One big caveat: While some state laws provide additional protections, the ADA itself only covers employers with 15 or more employees and your condition must “substantially limit one or more major life activities,” which include interacting with others, communicating, eating, sleeping, caring for yourself, and regulating your thoughts. The law doesn’t list specific conditions it covers, but depression, PTSD, anxiety, and other common mental health disorders frequently do meet its bar.
What if I’m getting into trouble for my work performance and the reason is related to mental health?
If your mental health is causing you to fall behind on projects or struggle to produce the quality of work your boss expects, in some cases it can make sense to let your boss know what’s happening. Crucially, though, this should be accompanied by an explanation that you’re actively working on it—that you’re seeking help in therapy, from medication, or so forth. You don’t need to—and shouldn’t—go into the details, but an acknowledgement that (a) you see it’s a problem, and (b) you’re working on solutions can reassure your boss that you’re on it. Having that conversation can get you more of a grace period to work on the issues than you might get if your boss didn’t have that context.
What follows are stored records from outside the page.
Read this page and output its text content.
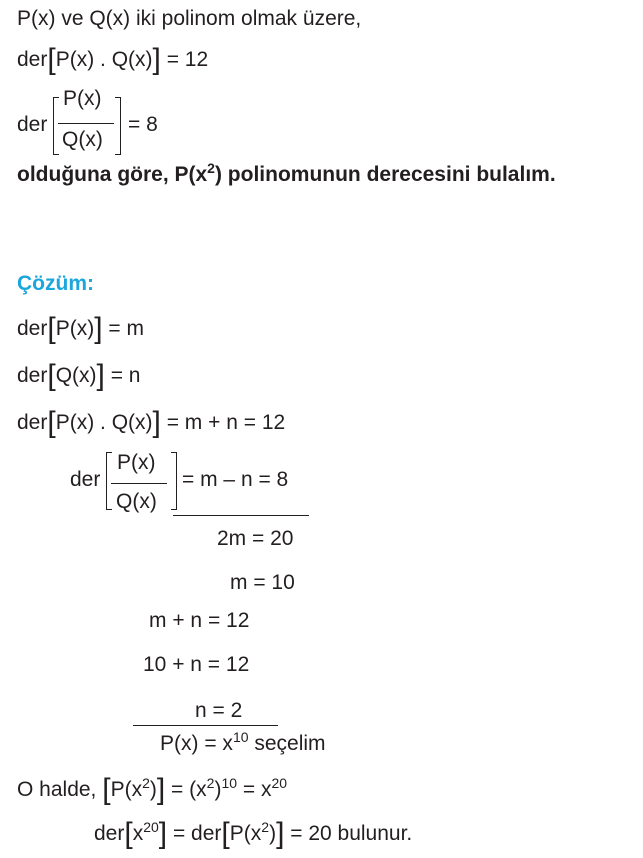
P(x) ve Q(x) iki polinom olmak üzere,
der[P(x) . Q(x)] = 12
der
P(x)
Q(x)
= 8
olduğuna göre, $P(x^2)$ polinomunun derecesini bulalım.
Çözüm:
der[P(x)] = m
der[Q(x)] = n
der[P(x) . Q(x)] = m + n = 12
der
P(x)
Q(x)
= m – n = 8
2m = 20
m = 10
m + n = 12
10 + n = 12
n = 2
$P(x) = x^{10}$ seçelim
O halde, $[P(x^2)] = (x^2)^{10} = x^{20}$
$der[x^{20}] = der[P(x^2)] = 20$ bulunur.
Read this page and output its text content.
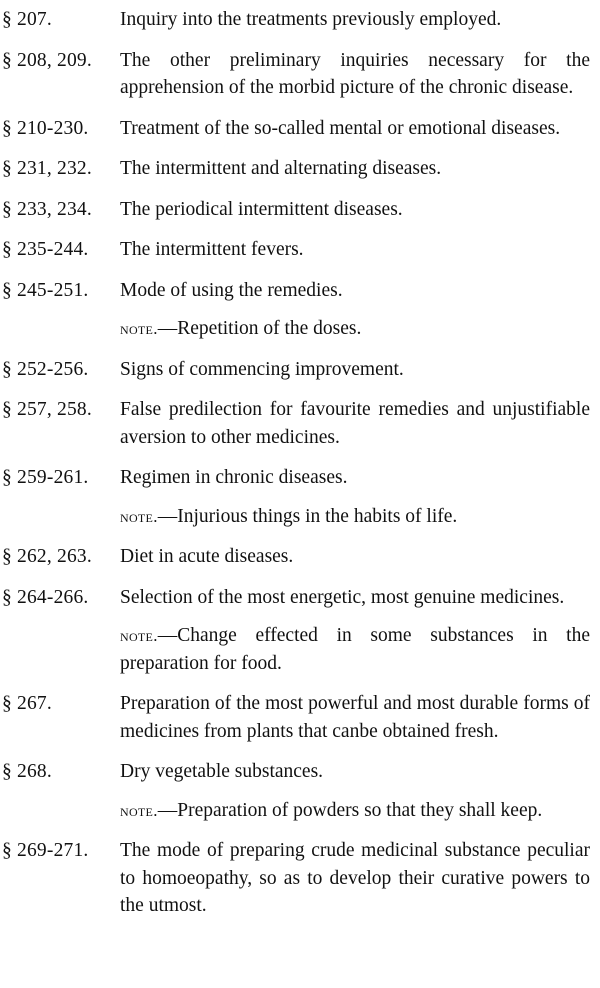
§ 207.	Inquiry into the treatments previously employed.
§ 208, 209.	The other preliminary inquiries necessary for the apprehension of the morbid picture of the chronic disease.
§ 210-230.	Treatment of the so-called mental or emotional diseases.
§ 231, 232.	The intermittent and alternating diseases.
§ 233, 234.	The periodical intermittent diseases.
§ 235-244.	The intermittent fevers.
§ 245-251.	Mode of using the remedies.
note.—Repetition of the doses.
§ 252-256.	Signs of commencing improvement.
§ 257, 258.	False predilection for favourite remedies and unjustifiable aversion to other medicines.
§ 259-261.	Regimen in chronic diseases.
note.—Injurious things in the habits of life.
§ 262, 263.	Diet in acute diseases.
§ 264-266.	Selection of the most energetic, most genuine medicines.
note.—Change effected in some substances in the preparation for food.
§ 267.	Preparation of the most powerful and most durable forms of medicines from plants that canbe obtained fresh.
§ 268.	Dry vegetable substances.
note.—Preparation of powders so that they shall keep.
§ 269-271.	The mode of preparing crude medicinal substance peculiar to homoeopathy, so as to develop their curative powers to the utmost.
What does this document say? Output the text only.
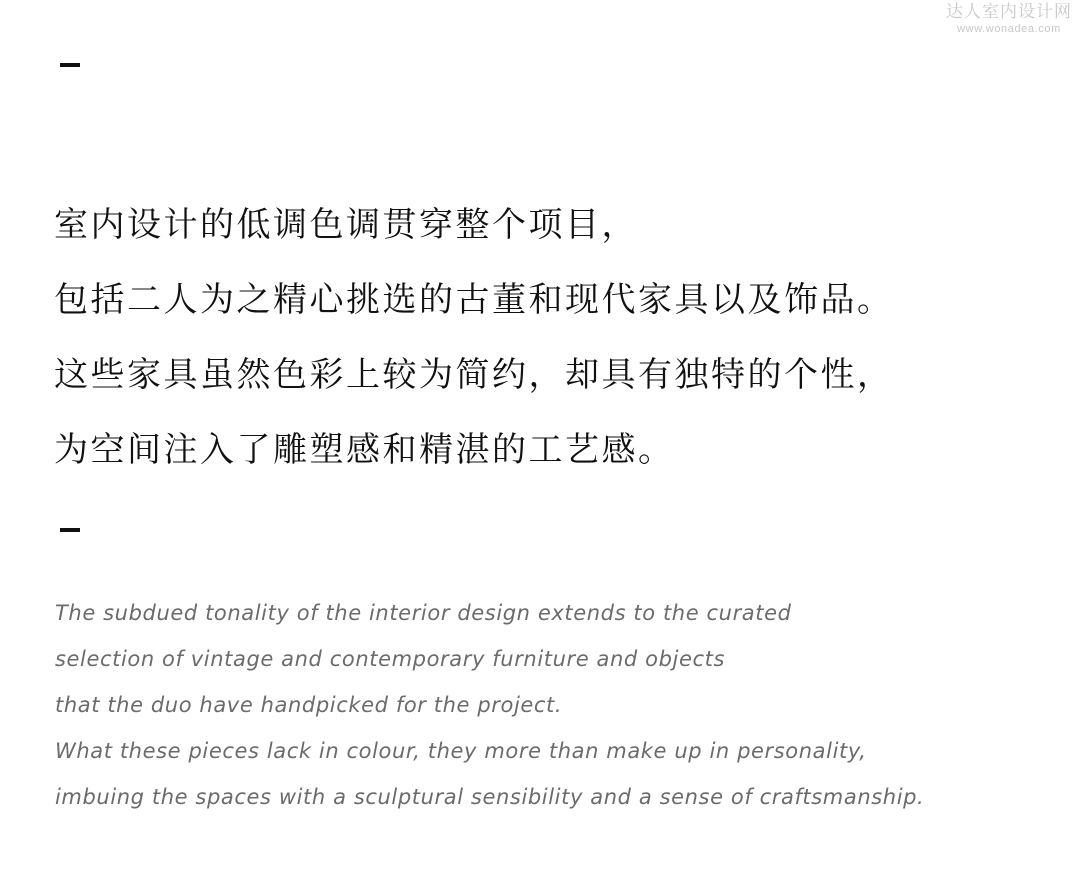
达人室内设计网
www.wonadea.com
室内设计的低调色调贯穿整个项目，
包括二人为之精心挑选的古董和现代家具以及饰品。
这些家具虽然色彩上较为简约，却具有独特的个性，
为空间注入了雕塑感和精湛的工艺感。
The subdued tonality of the interior design extends to the curated
selection of vintage and contemporary furniture and objects
that the duo have handpicked for the project.
What these pieces lack in colour, they more than make up in personality,
imbuing the spaces with a sculptural sensibility and a sense of craftsmanship.
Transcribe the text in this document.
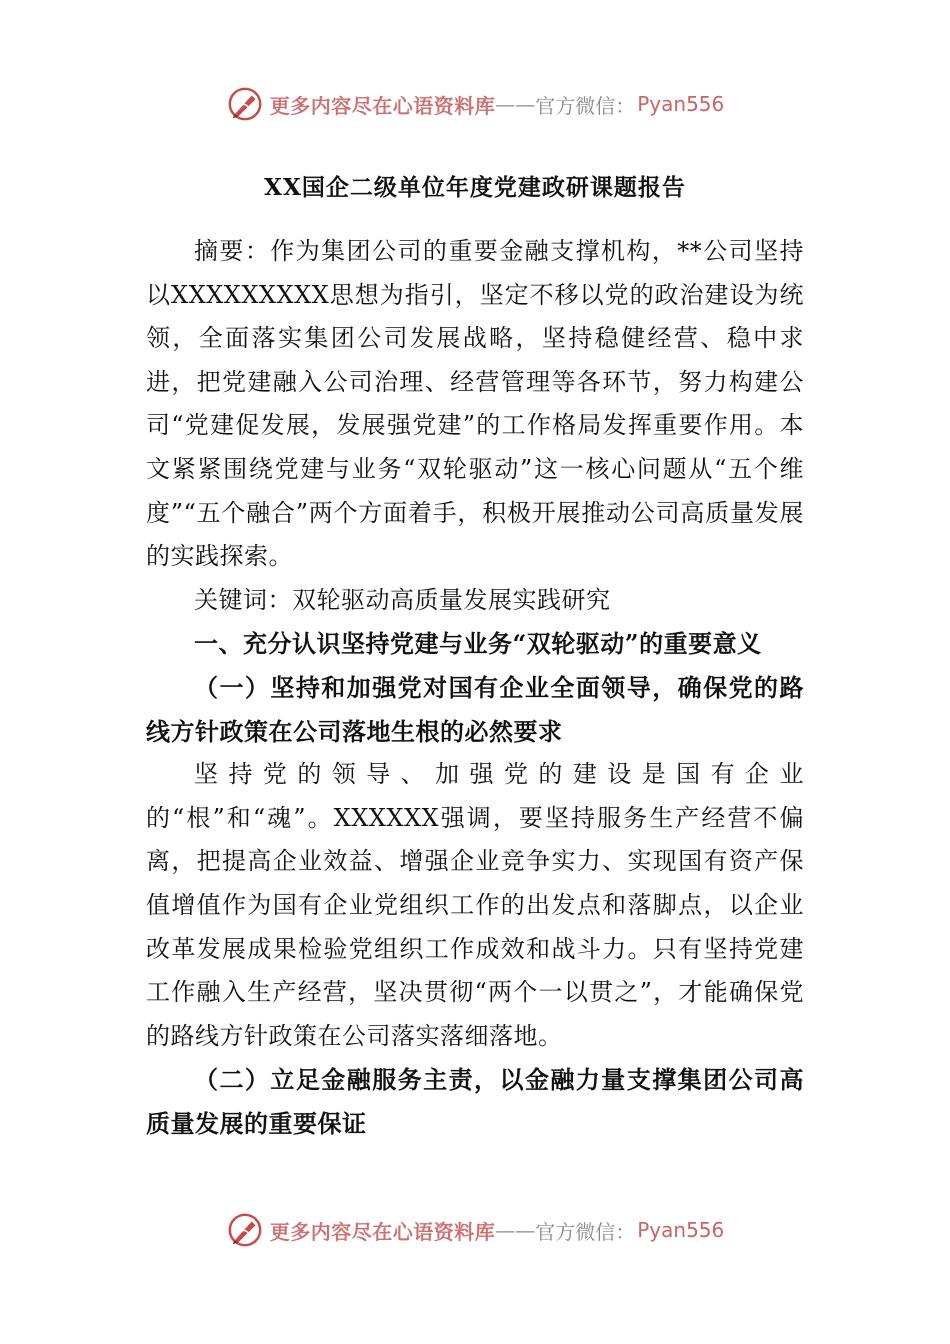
更多内容尽在心语资料库 —— 官方微信： Pyan556
XX国企二级单位年度党建政研课题报告

摘要：作为集团公司的重要金融支撑机构，**公司坚持以XXXXXXXXX思想为指引，坚定不移以党的政治建设为统领，全面落实集团公司发展战略，坚持稳健经营、稳中求进，把党建融入公司治理、经营管理等各环节，努力构建公司“党建促发展，发展强党建”的工作格局发挥重要作用。本文紧紧围绕党建与业务“双轮驱动”这一核心问题从“五个维度”“五个融合”两个方面着手，积极开展推动公司高质量发展的实践探索。

关键词：双轮驱动高质量发展实践研究

一、充分认识坚持党建与业务“双轮驱动”的重要意义

（一）坚持和加强党对国有企业全面领导，确保党的路线方针政策在公司落地生根的必然要求

坚持党的领导、加强党的建设是国有企业的“根”和“魂”。XXXXXX强调，要坚持服务生产经营不偏离，把提高企业效益、增强企业竞争实力、实现国有资产保值增值作为国有企业党组织工作的出发点和落脚点，以企业改革发展成果检验党组织工作成效和战斗力。只有坚持党建工作融入生产经营，坚决贯彻“两个一以贯之”，才能确保党的路线方针政策在公司落实落细落地。

（二）立足金融服务主责，以金融力量支撑集团公司高质量发展的重要保证

更多内容尽在心语资料库 —— 官方微信： Pyan556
Caveat: There’s a risk to doing this, particularly if your boss isn’t terribly empathetic about mental health issues. But there’s a risk to not doing it too, particularly if you’re not going to be able to solve the work problems overnight.
What if I think I’m being discriminated against because of my mental health?
The ADA also makes it illegal for your employer to discriminate against you because you have a mental health condition. That means they can’t fire you, change the types of projects they give you, or otherwise deny you professional advancement simply because of your mental health. They can only take action based on your mental health if you’re truly unable to perform those essential functions, even with reasonable accommodations.
Of course, that doesn’t mean that illegal discrimination doesn’t happen. If you think you’re being discriminated against, you can file an official complaint with your company’s HR department (make sure you put it in writing and use the words “official complaint of discrimination under the Americans with Disabilities Act”). You can also consult with a lawyer about your options. That doesn’t mean going straight to a lawsuit; while sometimes that ends up being necessary, often a lawyer will be able to negotiate with your company on your behalf, or even guide you on how to navigate the situation yourself from behind the scenes.